This invention relates to magnetometers, and more particularly to fiber optic magnetometers.
The possibility of detecting weak magnetic fields by using magnetostrictive perturbations has been discussed in "Detection of Magnetic Fields Through Magnetostrictive Perturbations of Optical Fibers", Optics Letters, Vol. 5, No. 3, March 1980. The basic principle of operation of such a sensor involves the measurement of longitudinal strain induced in an optical fiber by a dimension-changing magnetostrictive element. When the magnetostrictive material is in the presence of a magnetic field it is caused to undergo dimensional changes which stretch the optical fiber so as to lengthen its optical path. This causes a detectable phase shift in light passing therethrough when compared to light passing through an optical fiber of a reference arm which is not affected by the magnetic field. Reference may be made to an article entitled "Optical Fibre Magnetic Field Sensors" by Dandridge et al, Electron. Lett., Vol. 16, pp. 408-409 (1980), and "Characteristics of Fiber-Optic Magnetic-Field Sensors Employing Metallic Glasses"by Koo et al., Optics Letters, Vol. 7, No. 7, pp. 334-336 (July 1980) for disclosure of prior art magnetometers.

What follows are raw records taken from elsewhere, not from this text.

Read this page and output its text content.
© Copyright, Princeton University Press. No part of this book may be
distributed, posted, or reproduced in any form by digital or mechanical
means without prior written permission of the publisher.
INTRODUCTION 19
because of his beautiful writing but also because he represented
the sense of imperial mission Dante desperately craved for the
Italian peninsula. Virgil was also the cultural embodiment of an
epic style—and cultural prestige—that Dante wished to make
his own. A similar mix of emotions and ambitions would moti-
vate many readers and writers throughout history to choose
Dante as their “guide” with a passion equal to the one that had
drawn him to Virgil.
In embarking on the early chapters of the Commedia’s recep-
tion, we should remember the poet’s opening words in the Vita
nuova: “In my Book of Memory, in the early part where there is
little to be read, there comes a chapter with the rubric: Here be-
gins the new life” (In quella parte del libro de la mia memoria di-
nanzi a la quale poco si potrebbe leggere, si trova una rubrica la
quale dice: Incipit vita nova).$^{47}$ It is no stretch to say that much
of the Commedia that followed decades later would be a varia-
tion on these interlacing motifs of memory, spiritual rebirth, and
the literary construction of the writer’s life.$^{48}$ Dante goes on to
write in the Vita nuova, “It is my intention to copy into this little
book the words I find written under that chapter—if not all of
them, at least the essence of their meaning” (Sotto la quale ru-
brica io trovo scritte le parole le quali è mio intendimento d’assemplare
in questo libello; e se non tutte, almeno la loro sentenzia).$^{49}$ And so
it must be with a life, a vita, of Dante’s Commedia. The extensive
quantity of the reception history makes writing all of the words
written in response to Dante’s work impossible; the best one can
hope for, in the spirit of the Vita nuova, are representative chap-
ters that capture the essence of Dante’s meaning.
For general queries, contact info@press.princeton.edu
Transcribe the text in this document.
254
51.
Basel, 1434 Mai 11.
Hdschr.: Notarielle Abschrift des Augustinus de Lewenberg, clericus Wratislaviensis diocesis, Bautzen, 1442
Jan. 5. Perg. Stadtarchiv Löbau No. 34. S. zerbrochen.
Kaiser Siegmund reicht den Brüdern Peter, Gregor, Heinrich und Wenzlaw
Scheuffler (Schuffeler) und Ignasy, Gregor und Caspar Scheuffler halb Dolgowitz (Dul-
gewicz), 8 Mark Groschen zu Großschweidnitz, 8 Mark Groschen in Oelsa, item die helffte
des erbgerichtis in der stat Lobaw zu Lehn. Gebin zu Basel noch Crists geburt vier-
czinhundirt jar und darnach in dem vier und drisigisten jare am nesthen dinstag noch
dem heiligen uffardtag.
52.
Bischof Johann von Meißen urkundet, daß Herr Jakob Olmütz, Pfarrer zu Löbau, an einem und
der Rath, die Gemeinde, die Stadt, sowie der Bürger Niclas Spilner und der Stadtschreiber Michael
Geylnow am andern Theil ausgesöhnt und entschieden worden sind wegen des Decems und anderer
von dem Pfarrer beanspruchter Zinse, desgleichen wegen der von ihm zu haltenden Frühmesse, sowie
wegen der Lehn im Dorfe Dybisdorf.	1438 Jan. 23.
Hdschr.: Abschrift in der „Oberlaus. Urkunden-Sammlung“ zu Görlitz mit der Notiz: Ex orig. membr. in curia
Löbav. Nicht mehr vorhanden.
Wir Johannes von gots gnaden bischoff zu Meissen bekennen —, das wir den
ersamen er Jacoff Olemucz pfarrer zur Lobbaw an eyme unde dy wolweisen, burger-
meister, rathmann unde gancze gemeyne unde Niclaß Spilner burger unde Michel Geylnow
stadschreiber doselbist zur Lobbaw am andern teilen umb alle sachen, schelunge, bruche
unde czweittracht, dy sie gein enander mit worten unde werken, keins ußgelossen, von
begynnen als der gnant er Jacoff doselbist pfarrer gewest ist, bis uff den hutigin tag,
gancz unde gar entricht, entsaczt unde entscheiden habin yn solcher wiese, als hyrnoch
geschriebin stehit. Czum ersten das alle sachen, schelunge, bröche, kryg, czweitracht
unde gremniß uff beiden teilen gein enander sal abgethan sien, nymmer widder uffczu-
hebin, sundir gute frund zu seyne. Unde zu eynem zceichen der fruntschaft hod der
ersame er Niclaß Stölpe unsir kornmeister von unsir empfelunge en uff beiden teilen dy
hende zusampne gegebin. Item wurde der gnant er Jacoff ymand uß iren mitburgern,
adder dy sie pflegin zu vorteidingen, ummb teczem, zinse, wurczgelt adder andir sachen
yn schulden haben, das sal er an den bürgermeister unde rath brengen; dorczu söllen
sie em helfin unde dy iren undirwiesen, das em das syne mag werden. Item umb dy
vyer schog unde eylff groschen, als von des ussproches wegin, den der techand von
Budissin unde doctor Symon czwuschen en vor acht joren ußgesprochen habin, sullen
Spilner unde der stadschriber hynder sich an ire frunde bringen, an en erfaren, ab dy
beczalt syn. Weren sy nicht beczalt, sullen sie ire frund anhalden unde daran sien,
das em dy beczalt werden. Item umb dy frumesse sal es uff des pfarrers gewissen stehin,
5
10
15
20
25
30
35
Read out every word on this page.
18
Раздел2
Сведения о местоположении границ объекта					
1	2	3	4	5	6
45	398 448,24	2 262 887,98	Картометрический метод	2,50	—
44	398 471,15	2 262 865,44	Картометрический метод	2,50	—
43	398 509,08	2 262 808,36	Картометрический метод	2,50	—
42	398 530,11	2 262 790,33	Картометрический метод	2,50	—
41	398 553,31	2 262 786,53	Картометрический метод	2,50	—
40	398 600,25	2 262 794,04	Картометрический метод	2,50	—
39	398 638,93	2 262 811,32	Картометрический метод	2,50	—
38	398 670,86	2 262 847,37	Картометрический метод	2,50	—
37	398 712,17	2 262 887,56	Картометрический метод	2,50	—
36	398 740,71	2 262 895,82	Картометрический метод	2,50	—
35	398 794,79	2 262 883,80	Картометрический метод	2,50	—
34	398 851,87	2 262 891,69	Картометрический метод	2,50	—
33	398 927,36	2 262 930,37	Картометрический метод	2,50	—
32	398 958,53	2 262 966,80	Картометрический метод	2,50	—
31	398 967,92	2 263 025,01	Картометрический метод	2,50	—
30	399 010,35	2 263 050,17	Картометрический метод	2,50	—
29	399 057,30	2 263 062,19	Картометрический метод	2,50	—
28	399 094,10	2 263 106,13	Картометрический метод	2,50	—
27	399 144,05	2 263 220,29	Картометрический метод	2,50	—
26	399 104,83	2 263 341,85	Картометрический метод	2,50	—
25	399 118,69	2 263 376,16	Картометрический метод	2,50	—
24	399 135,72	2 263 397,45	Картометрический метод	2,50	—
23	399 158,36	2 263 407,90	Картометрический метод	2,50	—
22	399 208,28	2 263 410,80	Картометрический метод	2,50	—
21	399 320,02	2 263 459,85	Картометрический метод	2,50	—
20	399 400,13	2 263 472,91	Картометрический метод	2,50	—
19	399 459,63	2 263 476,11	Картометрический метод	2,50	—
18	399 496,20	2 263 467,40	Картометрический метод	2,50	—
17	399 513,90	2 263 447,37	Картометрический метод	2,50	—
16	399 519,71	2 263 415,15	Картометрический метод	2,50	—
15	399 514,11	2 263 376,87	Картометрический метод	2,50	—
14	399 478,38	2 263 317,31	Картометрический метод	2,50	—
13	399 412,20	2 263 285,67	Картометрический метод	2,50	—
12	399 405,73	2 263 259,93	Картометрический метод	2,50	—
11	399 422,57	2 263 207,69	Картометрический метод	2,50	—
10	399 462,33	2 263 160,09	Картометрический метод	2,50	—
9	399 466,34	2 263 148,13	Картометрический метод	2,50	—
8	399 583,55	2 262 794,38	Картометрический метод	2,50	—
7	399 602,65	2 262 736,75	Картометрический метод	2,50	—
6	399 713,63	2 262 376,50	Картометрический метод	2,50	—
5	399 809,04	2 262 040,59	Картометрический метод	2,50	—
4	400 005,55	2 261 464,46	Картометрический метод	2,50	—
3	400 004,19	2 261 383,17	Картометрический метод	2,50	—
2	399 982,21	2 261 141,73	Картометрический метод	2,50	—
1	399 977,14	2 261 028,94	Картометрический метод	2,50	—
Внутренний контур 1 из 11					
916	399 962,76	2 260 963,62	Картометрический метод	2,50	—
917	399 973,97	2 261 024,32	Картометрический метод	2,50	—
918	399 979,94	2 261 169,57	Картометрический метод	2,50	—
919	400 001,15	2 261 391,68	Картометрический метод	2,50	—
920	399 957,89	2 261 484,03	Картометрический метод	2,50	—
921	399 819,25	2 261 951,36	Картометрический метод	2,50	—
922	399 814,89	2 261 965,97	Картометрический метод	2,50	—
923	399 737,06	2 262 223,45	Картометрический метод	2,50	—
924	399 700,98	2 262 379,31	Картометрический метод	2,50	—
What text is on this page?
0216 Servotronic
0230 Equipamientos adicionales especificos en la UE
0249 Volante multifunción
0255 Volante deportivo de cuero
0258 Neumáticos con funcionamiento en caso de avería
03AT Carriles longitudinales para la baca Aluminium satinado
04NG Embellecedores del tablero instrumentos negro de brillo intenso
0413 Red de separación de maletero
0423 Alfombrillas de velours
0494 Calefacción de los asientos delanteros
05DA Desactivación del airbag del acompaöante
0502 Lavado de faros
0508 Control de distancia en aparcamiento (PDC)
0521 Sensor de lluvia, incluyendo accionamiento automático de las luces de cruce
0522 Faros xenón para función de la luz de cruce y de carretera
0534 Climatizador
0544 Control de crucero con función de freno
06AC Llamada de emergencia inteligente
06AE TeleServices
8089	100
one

The sensitivity of fiber optic magnetometers is determined by the long lengths of active sensing element (termed the sensing arm) and the ability to measure small signal induced phase shifts. In the fiber optic sensors built to date, the signal band of interest has typically been above 10 Hz. In this range the minimum detectable phase shift is about 10.sup.-6 rad. At frequencies below 10 Hz, the performance of the magnetometer is degraded by the following factors;
(i) intrusion into the signal band of the intensity noise (IN) of the laser. (ii) intrusion into the signal band of the phase noise (PN) of the laser, (iii) spurious signals due to differential thermal drift (TD between the arms). The frequency spectrum of i and ii has a 1/f frequency dependence (yielding a typical 10.sup.4 degradation in sensitivity at 0.1 Hz), and (iii) manifests itself at very low frequencies close to and at DC, making DC measurements almost impossible. Effects ii and iii may also cause signal fading in the device, as well as a nonlinear response and frequency up conversion.